Members of the media and TEPCO employees in the H4 area at the tsunami-crippled TEPCO Fukushima Daiichi nuclear power plant in Fukushima prefecture

World News

Radioactive leakage detected from Japan’s Fukushima nuclear plant

By Parmjeet Singh

February 22, 2015

Tokyo: Fresh leakage of high radioactive water is detected from Japan’s Fukushima nuclear plant.
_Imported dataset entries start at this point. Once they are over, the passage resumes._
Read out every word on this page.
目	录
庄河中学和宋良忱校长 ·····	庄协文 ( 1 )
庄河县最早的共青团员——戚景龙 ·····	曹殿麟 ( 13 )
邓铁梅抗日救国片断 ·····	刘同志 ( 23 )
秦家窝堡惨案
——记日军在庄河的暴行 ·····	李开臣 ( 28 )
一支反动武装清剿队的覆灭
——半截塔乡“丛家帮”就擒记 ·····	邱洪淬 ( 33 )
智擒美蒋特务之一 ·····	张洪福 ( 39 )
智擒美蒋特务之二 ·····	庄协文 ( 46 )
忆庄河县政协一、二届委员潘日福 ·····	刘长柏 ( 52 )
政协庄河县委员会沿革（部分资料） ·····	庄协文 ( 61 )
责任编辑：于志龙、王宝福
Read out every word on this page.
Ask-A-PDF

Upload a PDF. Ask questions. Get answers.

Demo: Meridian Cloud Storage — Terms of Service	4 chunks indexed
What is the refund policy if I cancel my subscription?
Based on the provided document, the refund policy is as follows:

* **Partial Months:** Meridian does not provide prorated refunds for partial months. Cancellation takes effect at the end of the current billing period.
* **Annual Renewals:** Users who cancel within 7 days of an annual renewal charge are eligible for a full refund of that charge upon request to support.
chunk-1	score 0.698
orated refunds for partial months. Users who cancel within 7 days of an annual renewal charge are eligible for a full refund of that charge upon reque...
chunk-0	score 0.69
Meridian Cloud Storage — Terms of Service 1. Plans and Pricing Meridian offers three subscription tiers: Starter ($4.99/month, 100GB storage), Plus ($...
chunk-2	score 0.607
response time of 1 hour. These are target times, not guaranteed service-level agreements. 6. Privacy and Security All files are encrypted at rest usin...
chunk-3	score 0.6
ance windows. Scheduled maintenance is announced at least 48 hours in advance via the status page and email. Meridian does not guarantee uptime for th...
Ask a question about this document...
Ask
Officials of Tokyo Electric Power Co (TEPCO) said the sensors, which were rigged to a gutter that pours rain and ground water at the Fukushima Daiichi plant to a nearby bay, detected contamination levels up to 70 times greater than the already-high radioactive status seen at the plant campus.

TEPCO said its emergency inspections of tanks storing nuclear waste water did not find any additional abnormalities, but the firm said it shut the gutter to prevent radioactive water from going into the Pacific Ocean.

The higher-than-normal levels of contamination were detected at around 10 am (local time), with sensors showing radiation levels 50 to 70 times greater than usual, TEPCO said.The latest incident, one of several that have plagued the plant in recent months, reflects the difficulty in controlling and decommissioning the plant, which went through meltdowns and explosions after being battered by a giant tsunami in March 2011, sparking the world’s worst nuclear disaster in a generation.

The International Atomic Energy Agency recently said TEPCO has made “significant progress” in cleaning up the plant, but suggested that Japan should consider ways to discharge treated waste water into the sea as a relatively safer way to deal with the radioactive water crisis.